While the search results don't specifically mention CCNI's role in the immune system, researchers can adapt antibody-based approaches to investigate potential immune functions:

Expression Analysis in Immune Tissues and Cells

• Tissue expression profiling:

  • Use CCNI antibodies to screen lymphoid tissues (thymus, spleen, lymph nodes)

  • Implement immunohistochemistry at 1:50-1:200 dilutions

  • Quantify expression levels across different immune compartments

• Immune cell-type profiling:

  • Perform flow cytometry with CCNI antibodies on immune cell populations

  • Analyze expression in T cells, B cells, macrophages, dendritic cells

  • Sort cells based on CCNI expression for functional characterization

Functional Analysis in Immune Responses

• Activation-dependent expression:

  • Stimulate immune cells with antigens, cytokines, or pathogens

  • Monitor CCNI expression changes by Western blot

  • Correlate with activation markers and functional outcomes

• Knockdown/knockout approaches:

  • Deplete CCNI in immune cells using siRNA or CRISPR

  • Assess effects on proliferation, cytokine production, differentiation

  • Perform immune function assays (e.g., T cell proliferation, antibody production)
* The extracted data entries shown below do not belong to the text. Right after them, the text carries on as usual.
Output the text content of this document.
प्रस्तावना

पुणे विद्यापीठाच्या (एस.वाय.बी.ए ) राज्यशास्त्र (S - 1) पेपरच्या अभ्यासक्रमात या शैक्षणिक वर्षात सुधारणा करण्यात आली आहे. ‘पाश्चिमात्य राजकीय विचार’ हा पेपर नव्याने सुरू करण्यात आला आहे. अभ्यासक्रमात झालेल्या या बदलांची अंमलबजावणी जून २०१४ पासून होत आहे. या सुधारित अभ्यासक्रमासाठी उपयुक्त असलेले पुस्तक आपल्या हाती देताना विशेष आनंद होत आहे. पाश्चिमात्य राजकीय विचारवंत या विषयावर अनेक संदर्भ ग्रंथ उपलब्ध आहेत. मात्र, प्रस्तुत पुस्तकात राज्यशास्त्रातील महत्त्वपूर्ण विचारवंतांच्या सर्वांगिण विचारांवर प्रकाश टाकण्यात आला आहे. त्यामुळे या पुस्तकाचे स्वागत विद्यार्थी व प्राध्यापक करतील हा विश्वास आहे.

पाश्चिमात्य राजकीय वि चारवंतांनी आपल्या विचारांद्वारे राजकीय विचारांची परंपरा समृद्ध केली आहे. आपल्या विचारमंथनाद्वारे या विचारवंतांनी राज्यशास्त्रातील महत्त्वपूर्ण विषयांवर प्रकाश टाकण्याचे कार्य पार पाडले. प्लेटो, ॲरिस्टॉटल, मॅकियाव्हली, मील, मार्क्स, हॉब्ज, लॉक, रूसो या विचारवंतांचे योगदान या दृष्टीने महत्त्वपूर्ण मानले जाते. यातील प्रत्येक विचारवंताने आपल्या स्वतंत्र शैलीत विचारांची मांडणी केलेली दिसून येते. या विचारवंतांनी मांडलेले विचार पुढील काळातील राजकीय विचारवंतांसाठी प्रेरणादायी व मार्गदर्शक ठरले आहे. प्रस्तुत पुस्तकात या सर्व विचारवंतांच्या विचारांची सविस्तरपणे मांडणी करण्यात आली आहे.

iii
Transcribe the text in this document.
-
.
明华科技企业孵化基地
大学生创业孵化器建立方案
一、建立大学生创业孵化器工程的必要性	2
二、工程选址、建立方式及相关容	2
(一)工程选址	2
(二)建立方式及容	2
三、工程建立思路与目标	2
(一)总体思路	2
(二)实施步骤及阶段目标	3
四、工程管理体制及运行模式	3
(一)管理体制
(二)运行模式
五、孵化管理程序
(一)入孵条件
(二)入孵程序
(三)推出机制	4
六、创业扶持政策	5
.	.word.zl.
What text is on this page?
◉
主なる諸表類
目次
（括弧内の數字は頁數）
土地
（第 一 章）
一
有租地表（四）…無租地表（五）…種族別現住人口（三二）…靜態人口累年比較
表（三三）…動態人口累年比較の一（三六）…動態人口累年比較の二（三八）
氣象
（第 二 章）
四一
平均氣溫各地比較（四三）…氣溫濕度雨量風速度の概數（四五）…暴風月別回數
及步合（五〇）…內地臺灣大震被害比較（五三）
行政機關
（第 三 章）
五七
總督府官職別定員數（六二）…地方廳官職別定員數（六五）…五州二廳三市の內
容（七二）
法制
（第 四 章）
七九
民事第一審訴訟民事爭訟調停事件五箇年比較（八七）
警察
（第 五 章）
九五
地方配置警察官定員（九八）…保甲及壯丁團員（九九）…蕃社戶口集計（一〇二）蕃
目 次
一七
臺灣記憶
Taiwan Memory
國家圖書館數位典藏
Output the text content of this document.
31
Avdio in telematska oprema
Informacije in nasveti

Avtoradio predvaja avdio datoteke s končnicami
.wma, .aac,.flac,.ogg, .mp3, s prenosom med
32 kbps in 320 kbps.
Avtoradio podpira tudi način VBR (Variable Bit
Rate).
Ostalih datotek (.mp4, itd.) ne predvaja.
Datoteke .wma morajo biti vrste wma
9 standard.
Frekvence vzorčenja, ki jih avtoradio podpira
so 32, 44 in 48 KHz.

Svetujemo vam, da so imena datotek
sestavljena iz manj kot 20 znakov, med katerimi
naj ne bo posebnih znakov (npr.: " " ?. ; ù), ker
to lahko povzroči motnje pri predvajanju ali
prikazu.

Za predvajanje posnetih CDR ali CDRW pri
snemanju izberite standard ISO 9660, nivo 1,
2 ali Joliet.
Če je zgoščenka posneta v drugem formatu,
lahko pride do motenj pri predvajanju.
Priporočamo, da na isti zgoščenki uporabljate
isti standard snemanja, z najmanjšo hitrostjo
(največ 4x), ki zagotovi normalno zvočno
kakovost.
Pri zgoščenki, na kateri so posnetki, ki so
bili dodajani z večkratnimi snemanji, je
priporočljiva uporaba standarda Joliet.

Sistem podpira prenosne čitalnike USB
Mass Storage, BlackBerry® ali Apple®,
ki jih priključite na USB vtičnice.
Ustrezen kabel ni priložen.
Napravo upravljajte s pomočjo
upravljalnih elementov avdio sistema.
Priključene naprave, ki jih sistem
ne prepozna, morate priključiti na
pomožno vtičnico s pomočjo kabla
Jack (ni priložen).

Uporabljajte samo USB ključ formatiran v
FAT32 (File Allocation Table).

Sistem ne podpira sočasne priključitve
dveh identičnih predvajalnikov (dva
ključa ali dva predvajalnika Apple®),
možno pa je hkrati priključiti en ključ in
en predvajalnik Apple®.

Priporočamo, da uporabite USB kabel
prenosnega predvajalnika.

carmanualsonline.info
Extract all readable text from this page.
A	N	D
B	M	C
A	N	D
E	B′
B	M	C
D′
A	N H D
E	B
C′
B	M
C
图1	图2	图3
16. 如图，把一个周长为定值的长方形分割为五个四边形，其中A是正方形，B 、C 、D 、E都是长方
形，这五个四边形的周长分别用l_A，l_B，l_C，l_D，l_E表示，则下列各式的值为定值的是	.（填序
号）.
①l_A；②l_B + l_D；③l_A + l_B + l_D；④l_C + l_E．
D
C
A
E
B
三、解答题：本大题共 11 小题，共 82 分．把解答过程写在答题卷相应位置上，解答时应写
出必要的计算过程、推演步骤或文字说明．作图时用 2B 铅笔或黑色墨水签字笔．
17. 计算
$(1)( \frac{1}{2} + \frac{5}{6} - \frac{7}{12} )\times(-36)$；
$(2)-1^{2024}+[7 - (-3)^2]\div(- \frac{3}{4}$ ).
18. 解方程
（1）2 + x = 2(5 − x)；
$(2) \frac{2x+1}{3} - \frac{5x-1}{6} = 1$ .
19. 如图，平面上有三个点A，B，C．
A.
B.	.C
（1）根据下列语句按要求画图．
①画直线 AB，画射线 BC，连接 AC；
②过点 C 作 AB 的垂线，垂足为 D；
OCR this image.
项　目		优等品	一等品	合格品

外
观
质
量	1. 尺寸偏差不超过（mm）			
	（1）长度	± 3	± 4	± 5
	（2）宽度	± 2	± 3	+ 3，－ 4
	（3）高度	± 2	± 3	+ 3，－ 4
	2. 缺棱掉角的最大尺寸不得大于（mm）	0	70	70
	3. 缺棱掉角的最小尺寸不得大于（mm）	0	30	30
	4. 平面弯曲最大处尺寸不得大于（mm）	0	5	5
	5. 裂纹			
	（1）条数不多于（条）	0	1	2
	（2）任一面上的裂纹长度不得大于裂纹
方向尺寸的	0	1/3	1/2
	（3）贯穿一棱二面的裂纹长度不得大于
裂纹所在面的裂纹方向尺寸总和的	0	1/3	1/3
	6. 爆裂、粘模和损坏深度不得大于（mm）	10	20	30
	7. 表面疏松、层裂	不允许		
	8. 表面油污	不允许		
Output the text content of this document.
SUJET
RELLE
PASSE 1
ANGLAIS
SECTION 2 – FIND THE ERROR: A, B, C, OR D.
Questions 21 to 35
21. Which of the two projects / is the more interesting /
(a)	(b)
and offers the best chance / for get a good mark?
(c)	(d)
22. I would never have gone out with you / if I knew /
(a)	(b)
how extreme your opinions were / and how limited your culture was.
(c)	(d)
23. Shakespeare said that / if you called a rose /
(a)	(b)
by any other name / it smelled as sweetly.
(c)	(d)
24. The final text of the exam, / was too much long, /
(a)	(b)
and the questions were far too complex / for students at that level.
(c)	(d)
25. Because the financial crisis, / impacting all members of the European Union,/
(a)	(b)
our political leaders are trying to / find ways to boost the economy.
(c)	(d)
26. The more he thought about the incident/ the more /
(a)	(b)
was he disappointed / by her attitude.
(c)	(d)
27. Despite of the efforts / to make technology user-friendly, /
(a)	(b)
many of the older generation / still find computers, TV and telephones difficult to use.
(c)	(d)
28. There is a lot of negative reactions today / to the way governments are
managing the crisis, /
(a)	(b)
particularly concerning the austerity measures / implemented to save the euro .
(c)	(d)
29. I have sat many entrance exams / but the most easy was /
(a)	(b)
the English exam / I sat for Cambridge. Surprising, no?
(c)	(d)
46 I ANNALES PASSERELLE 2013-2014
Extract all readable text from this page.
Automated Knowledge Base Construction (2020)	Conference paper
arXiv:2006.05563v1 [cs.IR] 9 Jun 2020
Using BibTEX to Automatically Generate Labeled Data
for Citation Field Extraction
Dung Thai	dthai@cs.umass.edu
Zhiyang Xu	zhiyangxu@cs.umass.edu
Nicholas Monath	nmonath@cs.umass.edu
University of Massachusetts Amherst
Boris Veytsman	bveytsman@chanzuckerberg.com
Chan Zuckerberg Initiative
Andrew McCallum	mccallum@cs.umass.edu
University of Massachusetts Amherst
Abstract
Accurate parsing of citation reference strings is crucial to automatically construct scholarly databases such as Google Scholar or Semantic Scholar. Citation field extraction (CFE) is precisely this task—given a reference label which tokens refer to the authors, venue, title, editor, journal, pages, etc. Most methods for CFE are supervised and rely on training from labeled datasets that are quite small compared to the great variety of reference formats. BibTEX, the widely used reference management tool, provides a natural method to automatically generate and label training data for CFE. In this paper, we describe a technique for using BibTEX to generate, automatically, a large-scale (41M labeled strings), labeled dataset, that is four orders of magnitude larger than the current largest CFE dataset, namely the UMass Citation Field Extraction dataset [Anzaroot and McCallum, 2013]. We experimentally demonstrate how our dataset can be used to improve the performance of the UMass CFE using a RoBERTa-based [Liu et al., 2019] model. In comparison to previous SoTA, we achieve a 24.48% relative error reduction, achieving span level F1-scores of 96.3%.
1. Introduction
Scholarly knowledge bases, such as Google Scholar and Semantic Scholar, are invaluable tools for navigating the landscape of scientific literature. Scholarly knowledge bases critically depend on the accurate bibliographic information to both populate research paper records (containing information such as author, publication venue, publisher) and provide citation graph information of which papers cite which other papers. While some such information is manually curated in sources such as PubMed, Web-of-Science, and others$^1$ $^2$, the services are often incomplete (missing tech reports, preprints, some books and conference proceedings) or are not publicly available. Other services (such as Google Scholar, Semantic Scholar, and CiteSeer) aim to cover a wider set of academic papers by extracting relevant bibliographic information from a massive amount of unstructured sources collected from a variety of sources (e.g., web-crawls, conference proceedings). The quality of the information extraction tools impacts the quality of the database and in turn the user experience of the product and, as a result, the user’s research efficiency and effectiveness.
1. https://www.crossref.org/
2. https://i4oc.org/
Integration with Immune Signaling

• Co-immunoprecipitation studies:

  • Identify CCNI interactions with immune signaling components

  • Map dynamic changes in protein complexes during immune activation

  • Validate functional significance through targeted disruption

• Phosphorylation analysis:

  • Examine CCNI phosphorylation status during immune signaling

  • Identify responsible kinases in immune pathways

  • Correlate modifications with functional outcomes

This methodological framework provides a comprehensive approach to investigating CCNI's potential roles in immune system function, which remains an open area for research investigation.